L'ambiance paraissait définitivement cassée avec le départ théâtral de l'oncle Abe. L'absence de contradiction entama la verve d'oncle Guillaume et tua le débat. On fut confronté à un grave passage à vide. Parfois il se taisait gauchement à mi-phrase et notre après-midi se transformait en une morne plaine de Poméranie. Il lui arrivait aussi de manquer d'originalité et de nous servir pour la dixième fois une histoire que l'on connaissait par cœur. On écoutait poliment, on posait des questions pour faire ceux qui s'intéressent, et l'on sortait du bistrot le ventre un peu lourd.

Comme toute nature artistique, il était conscient lui aussi du vertige.

«Je suis un peu fatigué, les enfant», admettait-il, le regard perdu dans les sables mouvants de son plat de lentilles.

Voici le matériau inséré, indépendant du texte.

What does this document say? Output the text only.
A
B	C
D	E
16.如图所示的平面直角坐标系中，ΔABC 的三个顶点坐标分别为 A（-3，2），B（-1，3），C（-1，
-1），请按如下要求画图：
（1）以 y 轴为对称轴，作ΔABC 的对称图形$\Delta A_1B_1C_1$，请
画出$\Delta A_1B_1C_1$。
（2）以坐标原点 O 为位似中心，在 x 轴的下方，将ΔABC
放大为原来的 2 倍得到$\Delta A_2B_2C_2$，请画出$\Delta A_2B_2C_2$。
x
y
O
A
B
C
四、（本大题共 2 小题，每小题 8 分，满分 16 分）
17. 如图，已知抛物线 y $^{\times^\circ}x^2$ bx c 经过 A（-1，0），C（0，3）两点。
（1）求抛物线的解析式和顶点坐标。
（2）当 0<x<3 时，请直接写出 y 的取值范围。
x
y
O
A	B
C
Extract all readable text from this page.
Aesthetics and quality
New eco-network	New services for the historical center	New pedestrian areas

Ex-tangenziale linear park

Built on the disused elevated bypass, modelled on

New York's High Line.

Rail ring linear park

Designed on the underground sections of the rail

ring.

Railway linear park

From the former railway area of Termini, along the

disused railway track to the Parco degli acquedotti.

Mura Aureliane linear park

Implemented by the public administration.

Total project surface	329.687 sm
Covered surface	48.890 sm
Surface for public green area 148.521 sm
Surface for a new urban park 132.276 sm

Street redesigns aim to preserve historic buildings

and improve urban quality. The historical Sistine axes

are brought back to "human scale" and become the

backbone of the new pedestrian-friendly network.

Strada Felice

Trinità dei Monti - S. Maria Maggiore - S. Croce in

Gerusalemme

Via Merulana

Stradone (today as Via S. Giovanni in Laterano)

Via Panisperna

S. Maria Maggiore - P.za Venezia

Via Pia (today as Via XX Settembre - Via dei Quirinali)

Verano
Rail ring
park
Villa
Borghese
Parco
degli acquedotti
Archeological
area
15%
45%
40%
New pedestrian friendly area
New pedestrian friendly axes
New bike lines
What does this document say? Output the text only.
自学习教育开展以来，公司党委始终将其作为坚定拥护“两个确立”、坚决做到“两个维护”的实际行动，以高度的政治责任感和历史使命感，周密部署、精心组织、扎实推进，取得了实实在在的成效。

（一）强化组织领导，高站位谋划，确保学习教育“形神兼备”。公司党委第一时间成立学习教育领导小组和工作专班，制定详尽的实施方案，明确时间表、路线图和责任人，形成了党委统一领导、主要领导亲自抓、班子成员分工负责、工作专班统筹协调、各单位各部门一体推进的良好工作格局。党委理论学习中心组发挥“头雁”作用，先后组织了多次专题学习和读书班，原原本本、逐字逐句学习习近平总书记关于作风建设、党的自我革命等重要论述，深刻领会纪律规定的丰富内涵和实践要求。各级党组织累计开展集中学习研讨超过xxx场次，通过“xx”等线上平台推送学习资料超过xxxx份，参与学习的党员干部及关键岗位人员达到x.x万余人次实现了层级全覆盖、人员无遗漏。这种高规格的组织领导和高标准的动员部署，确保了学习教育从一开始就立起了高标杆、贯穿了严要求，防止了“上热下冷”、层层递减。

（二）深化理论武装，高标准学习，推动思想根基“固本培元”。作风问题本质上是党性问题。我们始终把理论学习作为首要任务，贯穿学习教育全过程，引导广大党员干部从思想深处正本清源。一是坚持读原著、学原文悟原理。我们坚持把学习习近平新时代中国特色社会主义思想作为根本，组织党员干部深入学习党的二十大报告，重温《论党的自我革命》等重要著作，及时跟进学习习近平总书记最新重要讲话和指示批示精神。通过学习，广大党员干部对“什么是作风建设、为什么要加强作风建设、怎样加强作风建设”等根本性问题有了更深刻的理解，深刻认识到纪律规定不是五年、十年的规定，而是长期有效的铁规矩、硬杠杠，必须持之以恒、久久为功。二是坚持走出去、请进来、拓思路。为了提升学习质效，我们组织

Il mangeait lentement, le silence pesant roucoulait autour de nous et l'on se découvrait inquiets comme si on nous avait enlevé une carapace protectrice. Il fallait faire quelque chose.

Le déclic vint de mon père.

«À la prochaine histoire, on n'a qu'à faire semblant de ne pas le croire», suggéra-t-il.

L'idée semblait bonne, mais personne ne voulut jouer le rôle de l'oncle Abe.

«Je pense qu'il vaut mieux l'encourager plutôt que de le contredire, protesta le patron, fort de ses mauvaises expériences passées.

– Il faut tenter les deux, argumenta mon père.

– Moi, j'y vais pas, se bloqua le patron. J'ai une autre idée. Une surprise.»

Mais il ne voulut pas en dire davantage.

Alors mon père:

«Je propose que ce soient les enfants, Jean-Ramsès et Wolf. Oncle Guillaume ne pourra pas se fâcher sérieusement contre des enfants.»

Nous étions outrés, mais que pouvions-nous faire? Je maudis encore plus l'oncle Abe, ce brise-harmonie à qui l'on devait cette désagréable situation.

«Rappelez-vous, les enfants, n'en faites pas trop. De la délicatesse, du doigté», chuchotait mon père. Et moi je bouillais tout bas: «Ta délicatesse, tu peux éblouir où je pense, en l'occurrence sous le lave-linge, à la place du trésor des Templiers qui n'y sera plus.»